Introduction to Greenplum Database

A newer version of this documentation is available. Click here to view the most up-to-date release of the Greenplum 4.x documentation.

Introduction to Greenplum Database

Greenplum Database is a massively parallel processing (MPP) database server based on PostgreSQL open-source technology. MPP (also known as a shared nothing architecture) refers to systems with two or more processors that cooperate to carry out an operation - each processor with its own memory, operating system and disks. Greenplum uses this high-performance system architecture to distribute the load of multi-terabyte data warehouses, and can use all of a system’s resources in parallel to process a query.

Greenplum Database is essentially several PostgreSQL database instances acting together as one cohesive database management system (DBMS). It is based on PostgreSQL 8.2.15, and in most cases is very similar to PostgreSQL with regard to SQL support, features, configuration options, and end-user functionality. Database users interact with Greenplum Database as they would a regular PostgreSQL DBMS.

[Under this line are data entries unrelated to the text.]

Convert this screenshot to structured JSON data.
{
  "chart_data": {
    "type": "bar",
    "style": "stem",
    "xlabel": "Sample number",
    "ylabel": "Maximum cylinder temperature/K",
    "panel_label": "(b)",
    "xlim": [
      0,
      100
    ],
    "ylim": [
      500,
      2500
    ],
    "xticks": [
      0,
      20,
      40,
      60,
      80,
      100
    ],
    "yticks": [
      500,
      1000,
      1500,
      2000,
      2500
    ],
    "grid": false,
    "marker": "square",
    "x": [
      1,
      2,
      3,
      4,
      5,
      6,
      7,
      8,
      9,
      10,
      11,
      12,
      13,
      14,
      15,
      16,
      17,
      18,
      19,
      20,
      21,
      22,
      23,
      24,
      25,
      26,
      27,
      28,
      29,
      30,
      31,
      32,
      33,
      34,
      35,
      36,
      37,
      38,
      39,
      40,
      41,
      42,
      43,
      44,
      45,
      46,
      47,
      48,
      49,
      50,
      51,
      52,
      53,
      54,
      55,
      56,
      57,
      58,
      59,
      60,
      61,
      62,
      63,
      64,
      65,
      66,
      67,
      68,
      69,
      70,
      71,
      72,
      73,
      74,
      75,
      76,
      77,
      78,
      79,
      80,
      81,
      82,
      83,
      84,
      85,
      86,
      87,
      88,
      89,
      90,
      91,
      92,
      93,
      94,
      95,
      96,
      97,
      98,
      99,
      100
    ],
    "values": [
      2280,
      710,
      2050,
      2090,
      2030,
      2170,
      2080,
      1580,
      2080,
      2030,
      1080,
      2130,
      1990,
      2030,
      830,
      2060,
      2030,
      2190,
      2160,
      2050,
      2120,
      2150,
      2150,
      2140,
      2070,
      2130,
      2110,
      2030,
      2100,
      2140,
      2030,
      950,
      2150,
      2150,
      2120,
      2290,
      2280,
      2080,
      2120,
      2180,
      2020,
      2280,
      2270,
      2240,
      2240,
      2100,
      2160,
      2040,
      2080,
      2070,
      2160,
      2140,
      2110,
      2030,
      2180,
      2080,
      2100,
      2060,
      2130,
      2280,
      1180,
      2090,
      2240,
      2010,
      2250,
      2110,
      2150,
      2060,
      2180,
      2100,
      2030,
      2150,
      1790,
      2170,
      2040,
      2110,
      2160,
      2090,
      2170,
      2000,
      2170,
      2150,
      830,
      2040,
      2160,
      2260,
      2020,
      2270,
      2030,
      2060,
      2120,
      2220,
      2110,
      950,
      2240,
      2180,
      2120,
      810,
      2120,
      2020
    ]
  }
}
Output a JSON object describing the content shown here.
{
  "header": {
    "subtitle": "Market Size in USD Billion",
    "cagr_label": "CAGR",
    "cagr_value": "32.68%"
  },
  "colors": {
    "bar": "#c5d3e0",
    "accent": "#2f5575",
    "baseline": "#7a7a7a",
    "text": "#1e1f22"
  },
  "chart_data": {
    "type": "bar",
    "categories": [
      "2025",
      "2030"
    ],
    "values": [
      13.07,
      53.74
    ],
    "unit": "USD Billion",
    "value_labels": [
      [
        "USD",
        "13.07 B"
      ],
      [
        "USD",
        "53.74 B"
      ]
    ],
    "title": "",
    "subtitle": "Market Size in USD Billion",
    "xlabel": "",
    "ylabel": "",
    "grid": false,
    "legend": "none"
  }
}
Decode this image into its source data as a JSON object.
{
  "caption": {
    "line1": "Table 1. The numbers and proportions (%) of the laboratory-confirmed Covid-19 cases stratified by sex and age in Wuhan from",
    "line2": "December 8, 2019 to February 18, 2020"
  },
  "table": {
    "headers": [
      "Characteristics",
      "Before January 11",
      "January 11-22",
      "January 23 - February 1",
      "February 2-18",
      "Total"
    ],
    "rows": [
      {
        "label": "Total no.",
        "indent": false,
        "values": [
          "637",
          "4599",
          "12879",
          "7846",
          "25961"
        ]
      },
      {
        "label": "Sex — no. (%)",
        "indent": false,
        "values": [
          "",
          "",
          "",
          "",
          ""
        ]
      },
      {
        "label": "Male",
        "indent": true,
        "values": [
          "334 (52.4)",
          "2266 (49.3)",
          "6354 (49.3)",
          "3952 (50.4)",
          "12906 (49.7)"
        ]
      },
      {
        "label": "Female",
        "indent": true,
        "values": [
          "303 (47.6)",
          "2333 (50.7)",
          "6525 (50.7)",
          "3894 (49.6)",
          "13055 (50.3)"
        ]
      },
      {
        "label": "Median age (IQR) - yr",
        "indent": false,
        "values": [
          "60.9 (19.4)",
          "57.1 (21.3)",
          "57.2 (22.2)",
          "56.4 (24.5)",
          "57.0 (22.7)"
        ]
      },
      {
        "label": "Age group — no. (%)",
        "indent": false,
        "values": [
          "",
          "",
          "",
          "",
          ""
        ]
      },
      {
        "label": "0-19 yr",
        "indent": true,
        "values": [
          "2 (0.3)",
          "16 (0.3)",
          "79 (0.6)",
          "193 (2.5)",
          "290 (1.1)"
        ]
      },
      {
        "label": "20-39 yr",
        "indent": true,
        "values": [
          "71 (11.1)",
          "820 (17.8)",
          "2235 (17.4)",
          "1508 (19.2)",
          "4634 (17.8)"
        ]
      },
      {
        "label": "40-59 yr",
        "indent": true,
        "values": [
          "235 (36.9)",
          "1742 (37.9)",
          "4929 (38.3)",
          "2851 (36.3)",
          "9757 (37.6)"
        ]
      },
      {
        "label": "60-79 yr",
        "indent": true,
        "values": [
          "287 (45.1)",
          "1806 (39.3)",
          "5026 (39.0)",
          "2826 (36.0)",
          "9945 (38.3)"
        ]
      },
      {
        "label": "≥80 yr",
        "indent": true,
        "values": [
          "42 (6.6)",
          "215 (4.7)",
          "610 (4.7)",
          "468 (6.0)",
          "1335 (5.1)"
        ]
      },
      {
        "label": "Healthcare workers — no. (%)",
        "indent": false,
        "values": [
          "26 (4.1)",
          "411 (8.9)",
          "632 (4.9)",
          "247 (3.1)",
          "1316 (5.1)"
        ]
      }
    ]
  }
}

The internals of PostgreSQL have been modified or supplemented to support the parallel structure of Greenplum Database. For example, the system catalog, query planner, optimizer, query executor, and transaction manager components have been modified and enhanced to be able to execute queries simultaneously across all of the parallel PostgreSQL database instances. The Greenplum interconnect (the networking layer) enables communication between the distinct PostgreSQL instances and allows the system to behave as one logical database.

Greenplum Database also includes features designed to optimize PostgreSQL for business intelligence (BI) workloads. For example, Greenplum has added parallel data loading (external tables), resource management, query optimizations, and storage enhancements, which are not found in standard PostgreSQL. Many features and optimizations developed by Greenplum make their way into the PostgreSQL community. For example, table partitioning is a feature first developed by Greenplum, and it is now in standard PostgreSQL.

The following topics introduce the Greenplum architecture, components, high availability and parallel data loading features, and management utilities.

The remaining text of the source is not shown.